The office and retail segments continued to drive stability in the group’s performance for the quarter. The hotel segment also posted a nearly eight-fold increase in net profit to RM2.3 million from 295,000 and 7.4% increase in revenue to RM49.1 million from RM45.7 million during the quarter.
For the quarter, KLCC Stapled Group declared a distribution per stapled security of 11.6 sen representing an increase of 6.4% compared to the corresponding quarter.
For the full year period, its net profit jumped 9% to RM790.15 million from RM724.91 million mainly boosted by the fair value adjustment on investment properties, while revenue rose 1.2% to RM1.42 billion from RM1.41 billion.

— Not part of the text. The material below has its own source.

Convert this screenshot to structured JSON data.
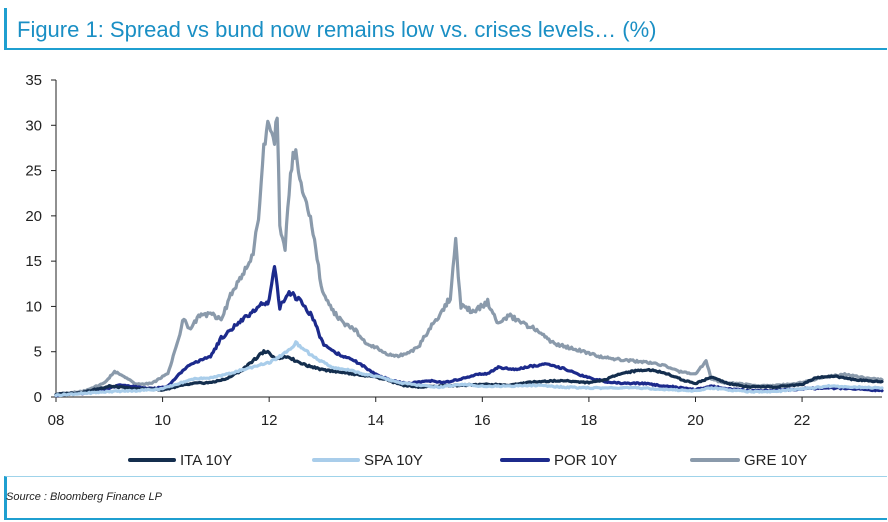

It declared a fourth interim dividend of 5.35 sen per share for the financial year ended Dec 31, 2019.
The group’s property value increased to RM15.9 billion for FY19, mainly driven by the value uplift from the anchor-to-specialty reconfiguration in Suria KLCC (pix).
The directors expect the group to continue to remain resilient, leveraging on the long term profile of office leases and the positive results from the retail segment arising from the reconfiguration exercise in Suria KLCC despite the challenging market outlook.
“The directors remain cautious on the hotel segment due to competitive market and the increasing F&B outlets within the KLCC area. However, higher tourist arrival from the Visit Malaysia 2020 campaign is expected to cushion the impact,” it said.